Legal relevance of a cessation of trade

The Supreme Court further confirmed that the applicability of the Enterprise Act 2002 was not limited to acquisitions of an enterprise as a going concern. As such, the fact that SeaFrance had ceased trading prior to the acquisition was not decisive. However, the court noted that the longer the interval between the enterprise's cessation of trade and the acquisition of control over the assets, the higher the likelihood that the acquisition is of bare assets. 

There is no requirement that the enterprise must have carried out its activities at a particular time eg at the time of the transaction. However, in order for a collection of assets to qualify as an enterprise, a residual capacity to carry out the business activities must remain. In the words of the CAT, the "members of an enterprise" must remain. 

The Supreme Court emphasised that if the UK merger control regime could not apply to cases where the relevant activities have ceased before the time of the concentration, it would severely limit the regime's effectiveness and scope. The following examples of temporary cessation of business not being decisive were noted: 

  • Seasonal businesses which only operate for parts of the year, and where the concentration occurs when the business is not trading
  • Where a business has gone into liquidation and has been temporarily mothballed by the liquidator in the hope that a purchaser can be found for the whole business, and  
  • Where an entity cease trading before an anticipated merger with the specific intention to evade scrutiny under the UK merger control system. 

The Supreme Court allowed the appeal and held that the authority had not acted irrationally in finding that a "relevant merger situation" had arisen as it had sufficient facts before it demonstrating that the cessation was not decisive.   

Conclusion  

The Supreme Court has provided some much needed clarity to the concept of an 'enterprise' and what impact a cessation of trade has.
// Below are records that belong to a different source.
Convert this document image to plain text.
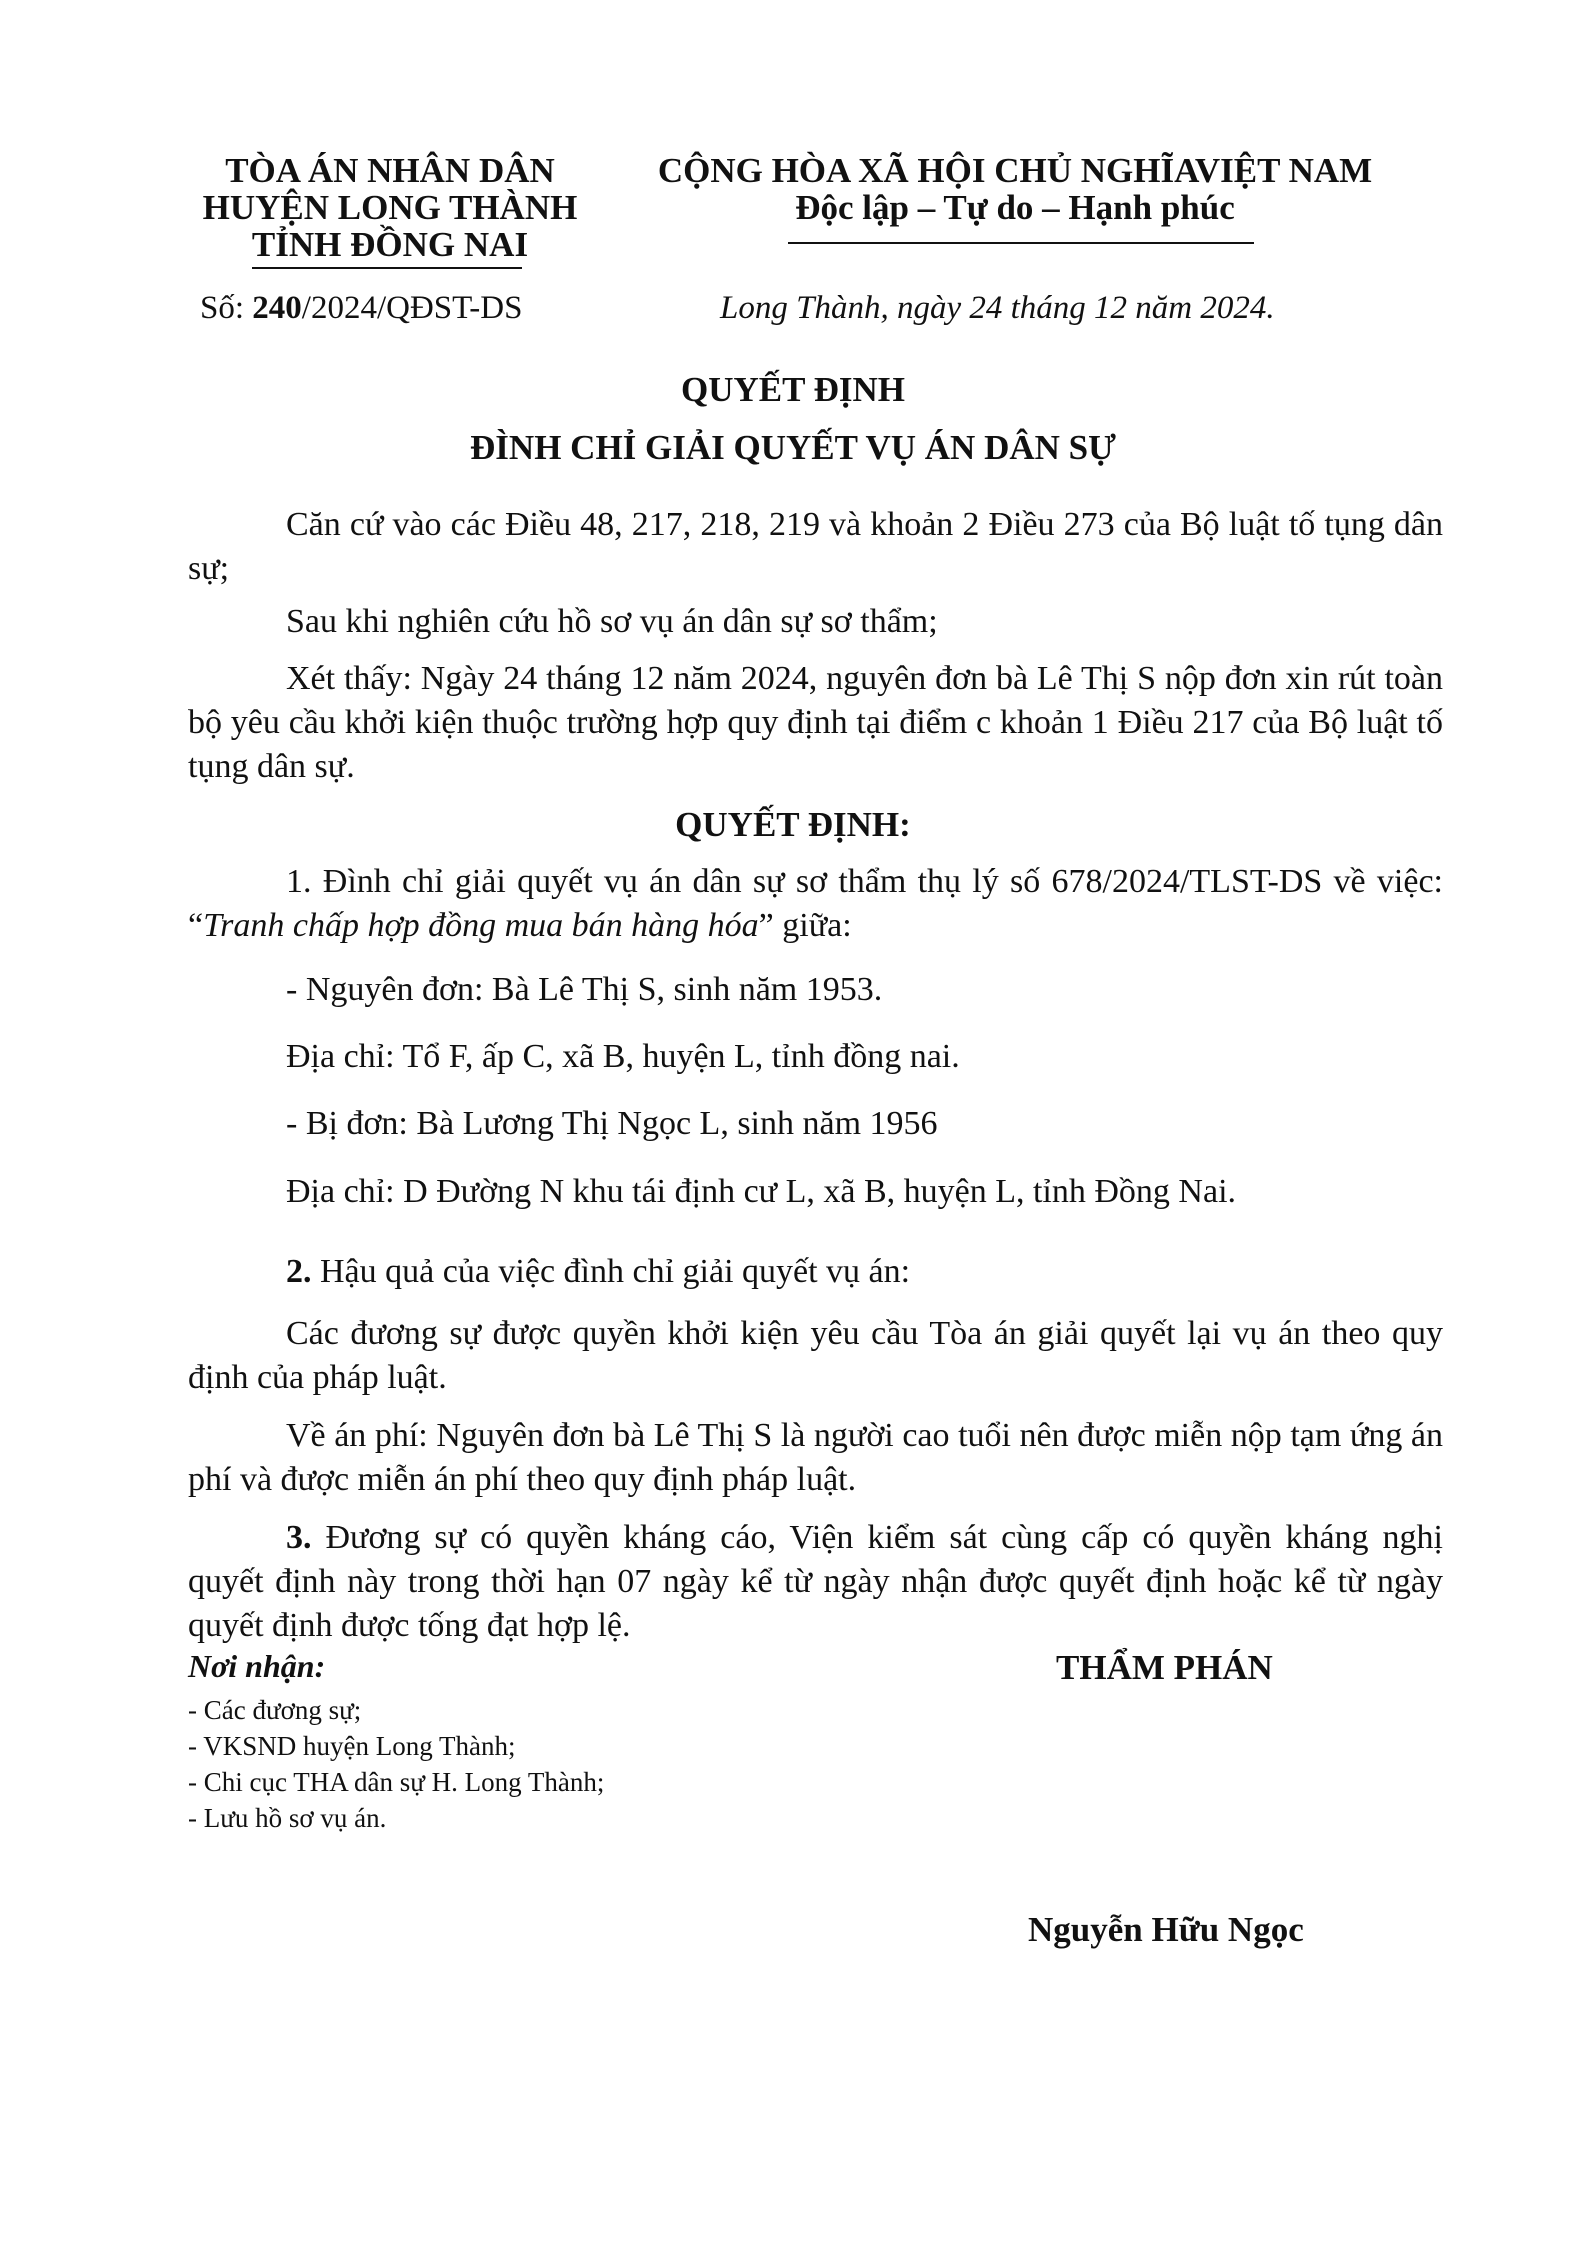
TÒA ÁN NHÂN DÂN
HUYỆN LONG THÀNH
TỈNH ĐỒNG NAI
CỘNG HÒA XÃ HỘI CHỦ NGHĨAVIỆT NAM
Độc lập – Tự do – Hạnh phúc
Số: 240/2024/QĐST-DS	Long Thành, ngày 24 tháng 12 năm 2024.
QUYẾT ĐỊNH
ĐÌNH CHỈ GIẢI QUYẾT VỤ ÁN DÂN SỰ
Căn cứ vào các Điều 48, 217, 218, 219 và khoản 2 Điều 273 của Bộ luật tố tụng dân sự;
Sau khi nghiên cứu hồ sơ vụ án dân sự sơ thẩm;
Xét thấy: Ngày 24 tháng 12 năm 2024, nguyên đơn bà Lê Thị S nộp đơn xin rút toàn bộ yêu cầu khởi kiện thuộc trường hợp quy định tại điểm c khoản 1 Điều 217 của Bộ luật tố tụng dân sự.
QUYẾT ĐỊNH:
1. Đình chỉ giải quyết vụ án dân sự sơ thẩm thụ lý số 678/2024/TLST-DS về việc: “Tranh chấp hợp đồng mua bán hàng hóa” giữa:
- Nguyên đơn: Bà Lê Thị S, sinh năm 1953.
Địa chỉ: Tổ F, ấp C, xã B, huyện L, tỉnh đồng nai.
- Bị đơn: Bà Lương Thị Ngọc L, sinh năm 1956
Địa chỉ: D Đường N khu tái định cư L, xã B, huyện L, tỉnh Đồng Nai.
2. Hậu quả của việc đình chỉ giải quyết vụ án:
Các đương sự được quyền khởi kiện yêu cầu Tòa án giải quyết lại vụ án theo quy định của pháp luật.
Về án phí: Nguyên đơn bà Lê Thị S là người cao tuổi nên được miễn nộp tạm ứng án phí và được miễn án phí theo quy định pháp luật.
3. Đương sự có quyền kháng cáo, Viện kiểm sát cùng cấp có quyền kháng nghị quyết định này trong thời hạn 07 ngày kể từ ngày nhận được quyết định hoặc kể từ ngày quyết định được tống đạt hợp lệ.
Nơi nhận:
- Các đương sự;
- VKSND huyện Long Thành;
- Chi cục THA dân sự H. Long Thành;
- Lưu hồ sơ vụ án.
THẨM PHÁN
Nguyễn Hữu Ngọc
The case confirms that a business does not need to be transferred as a going concern in order to be an 'enterprise' for the purposes of UK merger control. 

The case also highlights that careful analysis needs to be carried out on the asset(s) being acquired and the economic context surrounding the acquisition to determine: 

  • Whether the acquisition is genuinely a collection of assets, devoid of any link to a previous activity, or 
  • Whether there is an "economic continuity" between the assets and the previously operated enterprise. 

If there is economic continuity between the cessation of one enterprise and the resumption/initiation of another, then the transaction is not beyond the reach of the UK merger control regime.